Adolescent Girls :: essays research papers

This study examined the perceived role of three types of sociocultural agents (peers, p arents, and media) in influencing body dissatisfaction and dietary restraint in insipid girls. Participants were 577 grade 10 girls from six schools who completed questionnaires in class and had height and weight measured. Two path analyses resulted in a similar pattern. While trustworthy body size strongly predicted ideal body size and body dissatisfaction, perceived influence of multiple sociocultural agents regarding thinness also had a propose relationship with body ideal and dissatisfaction.
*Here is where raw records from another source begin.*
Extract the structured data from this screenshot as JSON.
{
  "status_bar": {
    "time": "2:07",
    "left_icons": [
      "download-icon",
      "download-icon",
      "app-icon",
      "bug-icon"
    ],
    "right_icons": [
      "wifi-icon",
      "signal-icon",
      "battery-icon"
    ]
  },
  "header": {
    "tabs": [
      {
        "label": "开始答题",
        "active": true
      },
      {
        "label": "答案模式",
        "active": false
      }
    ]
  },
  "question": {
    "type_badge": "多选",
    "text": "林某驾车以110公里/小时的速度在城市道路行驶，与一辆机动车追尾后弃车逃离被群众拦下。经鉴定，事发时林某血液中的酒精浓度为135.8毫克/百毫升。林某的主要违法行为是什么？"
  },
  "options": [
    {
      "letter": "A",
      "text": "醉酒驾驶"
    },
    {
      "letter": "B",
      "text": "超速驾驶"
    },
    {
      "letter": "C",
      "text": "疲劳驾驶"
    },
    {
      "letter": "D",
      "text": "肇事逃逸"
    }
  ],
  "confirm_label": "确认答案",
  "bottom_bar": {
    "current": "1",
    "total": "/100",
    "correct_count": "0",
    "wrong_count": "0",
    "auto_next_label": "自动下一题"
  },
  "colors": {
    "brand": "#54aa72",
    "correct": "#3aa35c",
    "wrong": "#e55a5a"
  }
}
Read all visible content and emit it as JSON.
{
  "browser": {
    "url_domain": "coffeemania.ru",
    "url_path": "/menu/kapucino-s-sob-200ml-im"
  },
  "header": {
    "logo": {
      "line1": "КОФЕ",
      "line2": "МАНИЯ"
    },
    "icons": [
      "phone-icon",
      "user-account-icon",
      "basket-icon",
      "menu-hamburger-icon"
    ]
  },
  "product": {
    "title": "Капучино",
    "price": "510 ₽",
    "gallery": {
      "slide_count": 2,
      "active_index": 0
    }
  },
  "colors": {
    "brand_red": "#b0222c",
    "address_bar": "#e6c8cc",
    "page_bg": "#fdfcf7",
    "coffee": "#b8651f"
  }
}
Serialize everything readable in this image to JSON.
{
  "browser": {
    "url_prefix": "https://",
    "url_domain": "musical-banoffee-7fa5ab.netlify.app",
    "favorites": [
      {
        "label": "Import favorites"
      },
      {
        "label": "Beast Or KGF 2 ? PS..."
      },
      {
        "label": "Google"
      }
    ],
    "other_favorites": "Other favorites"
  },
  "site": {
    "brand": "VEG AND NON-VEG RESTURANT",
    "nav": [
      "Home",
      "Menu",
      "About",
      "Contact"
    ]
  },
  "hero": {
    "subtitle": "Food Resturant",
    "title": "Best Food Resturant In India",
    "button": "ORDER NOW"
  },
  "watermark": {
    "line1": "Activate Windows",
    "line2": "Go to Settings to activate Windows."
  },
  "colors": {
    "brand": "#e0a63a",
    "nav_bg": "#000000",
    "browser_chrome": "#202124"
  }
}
Dietary restraint was predicted directly from body dissatisfaction and sociocultural influences. Peers, parents, and media varied in their perceived influence. The findings support the idea that those girls who show the close to body dissatisfaction and dietary restraint live in a subculture supporting a thin ideal and encouraging dieting.Body concerns and/or dieting behaviors are reported by mast a dolescent girls (Paxton et at, 1991 Wadden, Forster, Stunkard, & Linowitz, 1989 Wertheim, Paxton, Maude, Gibbons, Szmulker, & Hillier, 1992). Although body concerns may lead to healthy eating choices and exercise in some girls, many another(prenominal) others diet despite already being a healthy weight or report using unhealthy methods such as fasting or vomiting (Paxton et al., 1991 Wadden et al., 1989 Wertheim et al., 1992). These latter behaviors are of concern since longitudinal studies suggest that dieting in adolescence is a risk factor for the development of eating disorder symptoms (Killen et al., 1994 Leon, Fulkerson, Perry, & Early-Zaid, 1995 Patton, Johnson-Sabine, Wood, Mann, & Wakeling, 1990).Most theories of dieting, body image, and eating disorders set apart a major role to sociocultural factors (Levine & Smolak, 1992 Stice, 1994), such as the media. There has been a trend in the media, over several decades, for smaller ideal pistillate body size despite increases in the actual body size of young women (ODea, 1995). These findings have led to the idea that body dissatisfaction results from the discrepancy between a females actual body size and an ideal size strongly influenced by images in the media.Indeed, larger girls (those farthest from media ideals) report more dieting and body dissatisfaction, and many normal-weight girls also diet and report dissatisfaction (Huon, 1994 Patton et al., 1990 Paxton et al., 1991 Wadden et al.